Фенелозу волновало сохранение не только вещей, но и живых традиций. Он основал художественный клуб в Токио, дружил и поддерживал последнего представителя легендарной династии художников Кано. Фенелоза изучал с прославленным актером Минору Умевака театр Но. Американец так правильно пел партии старинных пьес, что учитель считал его пригодным для работы в профессиональной труппе. Фенелоза перевел более пятидесяти пьес театра Но, проложив путь на Запад этому символическому и возвышенному искусству, напоминающему о греческих трагедиях.

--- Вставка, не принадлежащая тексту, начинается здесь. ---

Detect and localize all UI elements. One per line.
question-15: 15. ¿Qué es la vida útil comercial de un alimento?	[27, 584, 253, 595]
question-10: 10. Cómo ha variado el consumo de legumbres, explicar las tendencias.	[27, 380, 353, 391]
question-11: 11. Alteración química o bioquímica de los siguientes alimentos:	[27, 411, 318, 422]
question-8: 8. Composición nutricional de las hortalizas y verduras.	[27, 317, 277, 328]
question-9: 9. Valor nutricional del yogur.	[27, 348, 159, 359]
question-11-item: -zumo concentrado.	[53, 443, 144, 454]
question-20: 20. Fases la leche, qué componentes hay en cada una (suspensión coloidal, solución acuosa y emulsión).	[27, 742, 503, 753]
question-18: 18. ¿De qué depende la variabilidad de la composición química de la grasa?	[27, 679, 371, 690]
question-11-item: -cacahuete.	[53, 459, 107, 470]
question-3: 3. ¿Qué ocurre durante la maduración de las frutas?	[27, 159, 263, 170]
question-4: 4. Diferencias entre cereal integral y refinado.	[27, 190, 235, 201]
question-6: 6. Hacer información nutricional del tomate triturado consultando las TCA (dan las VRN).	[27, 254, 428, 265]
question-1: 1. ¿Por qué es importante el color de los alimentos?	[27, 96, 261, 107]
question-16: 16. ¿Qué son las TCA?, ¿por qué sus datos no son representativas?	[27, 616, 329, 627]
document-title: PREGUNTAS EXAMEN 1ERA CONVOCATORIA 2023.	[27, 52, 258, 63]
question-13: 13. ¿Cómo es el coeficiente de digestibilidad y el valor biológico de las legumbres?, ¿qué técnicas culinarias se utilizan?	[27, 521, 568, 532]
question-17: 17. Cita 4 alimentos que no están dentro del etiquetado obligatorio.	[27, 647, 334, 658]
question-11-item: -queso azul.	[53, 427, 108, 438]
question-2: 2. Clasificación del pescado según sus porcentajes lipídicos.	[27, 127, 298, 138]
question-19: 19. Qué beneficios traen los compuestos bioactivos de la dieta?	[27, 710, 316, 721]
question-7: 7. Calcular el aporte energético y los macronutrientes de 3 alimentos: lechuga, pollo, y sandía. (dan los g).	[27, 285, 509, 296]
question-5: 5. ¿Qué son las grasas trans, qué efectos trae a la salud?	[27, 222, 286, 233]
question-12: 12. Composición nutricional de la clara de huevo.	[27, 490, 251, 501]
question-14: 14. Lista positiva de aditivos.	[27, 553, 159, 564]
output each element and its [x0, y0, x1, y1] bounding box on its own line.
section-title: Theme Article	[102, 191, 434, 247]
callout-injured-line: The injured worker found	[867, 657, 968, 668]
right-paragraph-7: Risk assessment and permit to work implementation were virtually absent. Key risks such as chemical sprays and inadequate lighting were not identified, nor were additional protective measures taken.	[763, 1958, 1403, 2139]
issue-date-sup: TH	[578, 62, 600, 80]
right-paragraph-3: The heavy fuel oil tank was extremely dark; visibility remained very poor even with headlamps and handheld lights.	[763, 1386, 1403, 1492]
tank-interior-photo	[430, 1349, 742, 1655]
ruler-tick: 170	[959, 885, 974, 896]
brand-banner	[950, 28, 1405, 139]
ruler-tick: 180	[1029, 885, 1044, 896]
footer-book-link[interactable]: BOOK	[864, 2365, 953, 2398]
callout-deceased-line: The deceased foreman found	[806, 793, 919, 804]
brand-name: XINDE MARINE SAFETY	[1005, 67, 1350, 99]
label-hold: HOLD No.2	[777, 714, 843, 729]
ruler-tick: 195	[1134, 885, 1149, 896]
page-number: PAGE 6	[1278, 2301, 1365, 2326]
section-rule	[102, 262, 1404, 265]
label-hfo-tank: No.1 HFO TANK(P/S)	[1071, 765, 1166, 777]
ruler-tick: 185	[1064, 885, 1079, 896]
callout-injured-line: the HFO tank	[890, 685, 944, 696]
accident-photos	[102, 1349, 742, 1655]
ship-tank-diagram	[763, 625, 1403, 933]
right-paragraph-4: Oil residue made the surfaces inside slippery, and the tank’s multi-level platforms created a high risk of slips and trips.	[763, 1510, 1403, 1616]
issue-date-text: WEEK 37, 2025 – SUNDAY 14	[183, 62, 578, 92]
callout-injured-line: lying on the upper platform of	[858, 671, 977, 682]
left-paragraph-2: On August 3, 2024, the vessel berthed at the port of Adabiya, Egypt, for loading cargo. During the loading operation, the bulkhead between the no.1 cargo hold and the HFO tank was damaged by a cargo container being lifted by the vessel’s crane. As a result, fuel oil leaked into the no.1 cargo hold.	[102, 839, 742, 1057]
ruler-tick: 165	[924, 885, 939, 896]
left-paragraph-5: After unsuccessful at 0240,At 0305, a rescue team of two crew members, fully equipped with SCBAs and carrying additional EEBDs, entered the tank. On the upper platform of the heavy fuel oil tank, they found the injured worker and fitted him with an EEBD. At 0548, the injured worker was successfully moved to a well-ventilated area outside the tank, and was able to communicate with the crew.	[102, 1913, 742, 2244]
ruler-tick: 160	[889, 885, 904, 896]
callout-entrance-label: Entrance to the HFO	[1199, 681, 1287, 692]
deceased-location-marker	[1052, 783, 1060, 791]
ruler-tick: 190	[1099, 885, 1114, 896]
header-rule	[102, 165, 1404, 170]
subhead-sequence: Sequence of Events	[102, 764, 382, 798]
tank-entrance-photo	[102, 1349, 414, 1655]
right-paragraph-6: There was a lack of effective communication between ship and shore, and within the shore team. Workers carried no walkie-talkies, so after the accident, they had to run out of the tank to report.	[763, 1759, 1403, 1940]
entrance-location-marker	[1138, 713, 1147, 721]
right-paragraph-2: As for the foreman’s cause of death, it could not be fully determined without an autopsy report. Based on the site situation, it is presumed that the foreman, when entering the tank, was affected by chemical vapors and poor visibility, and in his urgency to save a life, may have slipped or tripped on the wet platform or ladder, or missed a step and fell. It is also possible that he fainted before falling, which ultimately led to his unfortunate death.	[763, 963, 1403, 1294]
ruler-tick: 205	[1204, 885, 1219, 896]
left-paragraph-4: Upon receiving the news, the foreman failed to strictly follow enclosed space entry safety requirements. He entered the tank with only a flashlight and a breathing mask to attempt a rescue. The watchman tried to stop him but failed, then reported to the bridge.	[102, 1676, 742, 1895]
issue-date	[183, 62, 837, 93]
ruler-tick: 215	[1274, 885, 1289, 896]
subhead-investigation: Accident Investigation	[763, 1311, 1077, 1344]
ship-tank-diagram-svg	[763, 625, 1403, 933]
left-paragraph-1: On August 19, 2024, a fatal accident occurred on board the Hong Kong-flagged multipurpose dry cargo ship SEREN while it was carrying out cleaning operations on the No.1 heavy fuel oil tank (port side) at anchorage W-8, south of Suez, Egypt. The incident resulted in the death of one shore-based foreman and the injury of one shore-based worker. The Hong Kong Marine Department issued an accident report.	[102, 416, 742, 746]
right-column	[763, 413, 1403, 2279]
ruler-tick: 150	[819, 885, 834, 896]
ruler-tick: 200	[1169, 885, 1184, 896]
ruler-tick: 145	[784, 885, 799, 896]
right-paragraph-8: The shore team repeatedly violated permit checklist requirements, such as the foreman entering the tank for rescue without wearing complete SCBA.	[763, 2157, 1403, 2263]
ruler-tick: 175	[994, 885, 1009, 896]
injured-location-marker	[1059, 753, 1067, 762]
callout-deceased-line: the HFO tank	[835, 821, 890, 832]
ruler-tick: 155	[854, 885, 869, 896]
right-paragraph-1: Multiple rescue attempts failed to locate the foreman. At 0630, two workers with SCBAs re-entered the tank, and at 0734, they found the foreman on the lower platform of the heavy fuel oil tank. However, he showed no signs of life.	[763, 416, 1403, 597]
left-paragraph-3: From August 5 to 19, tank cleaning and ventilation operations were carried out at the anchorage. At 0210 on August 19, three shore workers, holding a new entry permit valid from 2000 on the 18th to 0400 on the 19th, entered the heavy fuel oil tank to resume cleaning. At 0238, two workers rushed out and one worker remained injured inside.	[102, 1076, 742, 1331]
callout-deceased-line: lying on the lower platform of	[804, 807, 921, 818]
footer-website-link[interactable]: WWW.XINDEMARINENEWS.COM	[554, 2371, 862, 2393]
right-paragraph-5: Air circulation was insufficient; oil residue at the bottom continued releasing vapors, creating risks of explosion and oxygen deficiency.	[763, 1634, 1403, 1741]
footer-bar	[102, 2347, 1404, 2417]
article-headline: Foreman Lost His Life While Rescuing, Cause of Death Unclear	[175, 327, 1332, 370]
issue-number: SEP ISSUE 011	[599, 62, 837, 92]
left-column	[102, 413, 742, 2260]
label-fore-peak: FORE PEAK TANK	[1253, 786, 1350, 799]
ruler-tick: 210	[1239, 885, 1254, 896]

Познакомившись с переведенными Фенелозой пьесами Но, Йейтс создал на их основе собственный мистический театр. Конфликт в этих “аристократических” спектаклях всегда разрешался взятыми из традиции Но экстатическими танцами. Исполнять такую пляску (“чтобы душа и тело были неразличимы”) мог только один человек в Англии – японец Ито Мичио. Готовясь к премьере йейтсовской пьесы, написанной по мотивам японского “Ястребиного источника”, он часами плясал в лондонском зоопарке, подражая повадкам хищных птиц. Когда Ито покинул Европу, Йейтс оставил японские эксперименты.
Но цепочка не прервалась. Хоровод, завершающий и разрешающий конфликты, встречается в фильмах Бергмана и Феллини. Еще очевиднее театр Но отозвался в самой знаменитой пьесе xx века – “В ожидании Годо”. Пустая сцена с одиноким деревом, фигура вестника, мотив путешествия, ожидание deus ex machina, ритуальная условность происходящего, трагикомическая пляска-пантомима, мистериальное содержание – все это – скелет театра Но, который, как на рентгеновском снимке, просвечивает сквозь мюзик-холльную поэтику беккетовского шедевра.
В Токио вокруг Фенелозы сложился кружок американцев, страстно увлекавшихся Японией. Его друзья, по преимуществу бостонцы, стали экспертами: Морз собирал керамику, Лоуэлл – оккультные истории, Хеарн – легенды о сверхъестественном. Бигелоу стал убежденным буддистом. Он основал первый в Америке буддийский центр на островке вблизи Нантакета. Когда Бигелоу умер, родственники-пуритане хоронили его в закрытом гробу – по завещанию покойника обрядили в одеяние буддийского монаха.
К Японии у американцев был свой интерес. В конце XIX века во всем мире только эти две страны избежали прямого воздействия европейского колониализма. Воодушевленные бостонскими трансценденталистами, американские интеллектуалы мечтали о новой цивилизации, построенной по отличному от Старого Света образцу.
Как многих современников и единомышленников, Фенелозу воодушевлял и пугал безудержный ход прогресса. Вооруженный техническим могуществом Запад поглощал Восток, не успев обогатить себя тем, чего ему не хватало. “Средства без цели слепы, – писал Фенелоза, – цель без средств беспомощна”. Техника – инструмент науки, которая умеет отвечать на вопросы. Задавать их – привилегия культуры. Цивилизация без культуры, как показал кумир следующего поколения Шпенглер, ведет к духовному оскудению, к безрадостной механической жизни.
Шпенглер, исповедовавший взаимную непроницаемость Востока и Запада, считал положение безвыходным. Фенелоза был уверен в обратном. Преодолевая империалистический соблазн викторианского века, он сформулировал поэтическую и геополитическую концепцию единого мира, рожденного от брака Запада с Востоком. Пафос этой по-американски прагматической и оптимистической идеи заключался в объединении западной научно-технической мощи с восточным “эстетическим инстинктом и опытом духовного созерцания”. Этот союз обещал синтез прогресса и религии, тела и духа, богатства и красоты, агрессивного мужского и восприимчивого женского начал.
Фенелоза мечтал о Ренессансе, способном спасти Запад от упадка культуры, а Восток – от упадка цивилизации. Япония и Китай были для него новым Римом и Грецией. Запад, верил он, сумеет, как это было в эпоху Возрождения, включить в себя забытые и неизвестные дары иной культуры, что приведет мир к новому Ренессансу.
Приехав в полуразрушенную прогрессом Японию, Фенелоза увидел в ней утопию, вера в которую изменила и украсила искусство XX века.